Apart from Yeti, there’re some pieces of gear he just can’t go without. First and foremost is “a good pair of boots.” He says, “my go-to right now are just my casual, old pair of Danners I have. They’re fantastic. And then out on the boat, I like a good, either a short or a high up to the knee, kind of like extra-tough rubber boot.”
Next up on his list is, “a good knife for whatever kind of whatever you’re doing.” Last on the list Leone says, “I have this really cool underwater camera, it’s not like this big bulky thing, it’s just like a normal 35-millimeter camera that I’ve been really, really enjoying bringing it everywhere.” But to top it off he also added, “then I guess a computer or my phone or something.

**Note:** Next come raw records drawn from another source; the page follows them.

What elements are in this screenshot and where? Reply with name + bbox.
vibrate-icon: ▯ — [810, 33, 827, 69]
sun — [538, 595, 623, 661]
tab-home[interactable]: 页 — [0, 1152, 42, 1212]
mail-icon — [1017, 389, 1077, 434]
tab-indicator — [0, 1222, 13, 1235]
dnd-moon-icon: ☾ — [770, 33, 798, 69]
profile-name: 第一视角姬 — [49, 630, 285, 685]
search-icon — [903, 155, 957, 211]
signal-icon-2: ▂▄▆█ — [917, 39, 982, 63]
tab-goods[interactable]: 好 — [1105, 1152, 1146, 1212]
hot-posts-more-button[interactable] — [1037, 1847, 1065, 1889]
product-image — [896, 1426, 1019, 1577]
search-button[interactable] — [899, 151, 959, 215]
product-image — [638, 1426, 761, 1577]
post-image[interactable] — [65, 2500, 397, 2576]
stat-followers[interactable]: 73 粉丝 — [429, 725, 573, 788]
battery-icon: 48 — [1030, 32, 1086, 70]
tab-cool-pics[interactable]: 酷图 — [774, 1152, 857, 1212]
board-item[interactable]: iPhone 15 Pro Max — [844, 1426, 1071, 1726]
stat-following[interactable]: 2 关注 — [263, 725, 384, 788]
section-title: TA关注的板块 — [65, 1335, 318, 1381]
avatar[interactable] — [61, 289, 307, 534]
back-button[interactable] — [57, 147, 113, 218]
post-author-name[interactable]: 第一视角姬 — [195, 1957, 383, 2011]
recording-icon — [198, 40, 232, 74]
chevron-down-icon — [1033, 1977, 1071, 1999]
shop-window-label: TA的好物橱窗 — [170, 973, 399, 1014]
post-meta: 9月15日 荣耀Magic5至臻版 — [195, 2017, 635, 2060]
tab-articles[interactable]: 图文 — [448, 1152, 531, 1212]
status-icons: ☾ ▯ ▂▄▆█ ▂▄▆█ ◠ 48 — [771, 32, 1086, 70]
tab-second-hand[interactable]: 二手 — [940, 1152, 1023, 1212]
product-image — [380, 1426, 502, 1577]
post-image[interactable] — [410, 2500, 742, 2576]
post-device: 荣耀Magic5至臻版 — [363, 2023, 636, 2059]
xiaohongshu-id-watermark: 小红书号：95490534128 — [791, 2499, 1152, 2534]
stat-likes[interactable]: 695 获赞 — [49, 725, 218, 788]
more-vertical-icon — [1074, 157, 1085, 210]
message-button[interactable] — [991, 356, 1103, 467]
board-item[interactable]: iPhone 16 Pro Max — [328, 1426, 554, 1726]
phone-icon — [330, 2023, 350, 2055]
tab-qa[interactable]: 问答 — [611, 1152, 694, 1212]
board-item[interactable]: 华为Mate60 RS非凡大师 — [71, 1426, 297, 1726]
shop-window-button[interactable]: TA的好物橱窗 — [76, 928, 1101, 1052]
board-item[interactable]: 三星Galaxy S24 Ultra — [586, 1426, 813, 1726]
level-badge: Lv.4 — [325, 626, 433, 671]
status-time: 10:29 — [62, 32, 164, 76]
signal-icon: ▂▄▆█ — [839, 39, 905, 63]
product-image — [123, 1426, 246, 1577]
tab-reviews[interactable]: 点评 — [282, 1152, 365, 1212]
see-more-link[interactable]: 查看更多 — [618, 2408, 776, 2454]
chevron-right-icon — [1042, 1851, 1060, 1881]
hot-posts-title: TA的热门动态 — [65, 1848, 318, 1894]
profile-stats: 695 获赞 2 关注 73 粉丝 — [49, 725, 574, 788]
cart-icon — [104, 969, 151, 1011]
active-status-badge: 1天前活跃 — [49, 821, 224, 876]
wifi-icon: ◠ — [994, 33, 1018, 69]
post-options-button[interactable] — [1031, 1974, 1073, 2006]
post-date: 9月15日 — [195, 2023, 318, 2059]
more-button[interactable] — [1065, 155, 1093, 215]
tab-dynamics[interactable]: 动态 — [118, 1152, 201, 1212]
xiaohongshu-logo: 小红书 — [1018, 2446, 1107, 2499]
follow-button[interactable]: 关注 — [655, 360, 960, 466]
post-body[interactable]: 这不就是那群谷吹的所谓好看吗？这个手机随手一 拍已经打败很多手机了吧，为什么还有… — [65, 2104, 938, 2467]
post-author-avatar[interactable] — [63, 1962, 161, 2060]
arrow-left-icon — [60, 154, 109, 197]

Right. Everyone’s like screwed without those these days.”
When pressed, Leone talked to The Manual about some of his favorite fish. While he said he loves trout among other fish like sea robins or bluefish, it’s the last kind of fish he talked about that really allows his ideals on the outdoors to shine. He mentioned bunker fish which are more formally known as menhaden because of their role in their ecosystem.
“Where I grew up, you used it as crab bait. It’s a fish this big, oily, boney, giant sardine, not as delicious. It’s mushy, super oily, full of nutrients,” he explained. But Leone has good reason to love this species that’s often looked down on.
He continued, “the reason why I picked it is because they’re struggling a little bit from overfishing because people use them for fish oil. Industries use them for fish oil and for bait now, but they’re one of the most important fish in the ocean because absolutely everything eats them. They’re such a vital part of the food chain and ecosystem here in the Atlantic Ocean that having something go wrong with them would just snowball everything else. So we’ll pick bunker menhaden. My favorite fish.”
Like the menhaden, Leone’s latest project illuminates the sustainability issues many ecosystems are facing and the fact that everyone should be thinking more about taking care of the flora and fauna that’s here.
Leone is a firm believer, just as his dad taught him, that whatever you kill shouldn’t go to waste. In the kitchen, that means properly caring for the ingredients he has. “My favorite thing to do with something like the catch of the day is to take care of it on the boat. Bleed the fish out, treat it like it was worth $10,000. Bleed it out, treat it beautiful, put it on ice, get it nice. Don’t just leave it on the deck, flopping around, beating it up, and stressing out,” he says.
Once it’s home, he uses essential ingredients like olive oil, salt, and pepper or perhaps a touch of garlic to showcase the fish. “That fish is so phenomenal I don’t need to mask it with much,” Leone said.
While he doesn’t follow a recipe per se with his catch at home, he does have quite a few recipes to share in his new cookbook, Field Notes for Food Adventure, which is available for pre-order now on his website or Amazon. The cookbook was announced on May 28 and will hit bookstores on November 9.
“Every chapter is at a different location throughout the Northeast. One being squid fishing, one being shellfish in seaweed up in Maine, one being crabbing in New Jersey and deer hunting with my dad, and then some saltwater fishing out here,” Leone said. Each chapter features stories to entice people to get more involved with their food and understand it better. For Leone, the book is for those who “want to just try to get out there, because it’s a beautiful way to appreciate and grow respect for how attached and how much of a part of this food system we are and need to be.”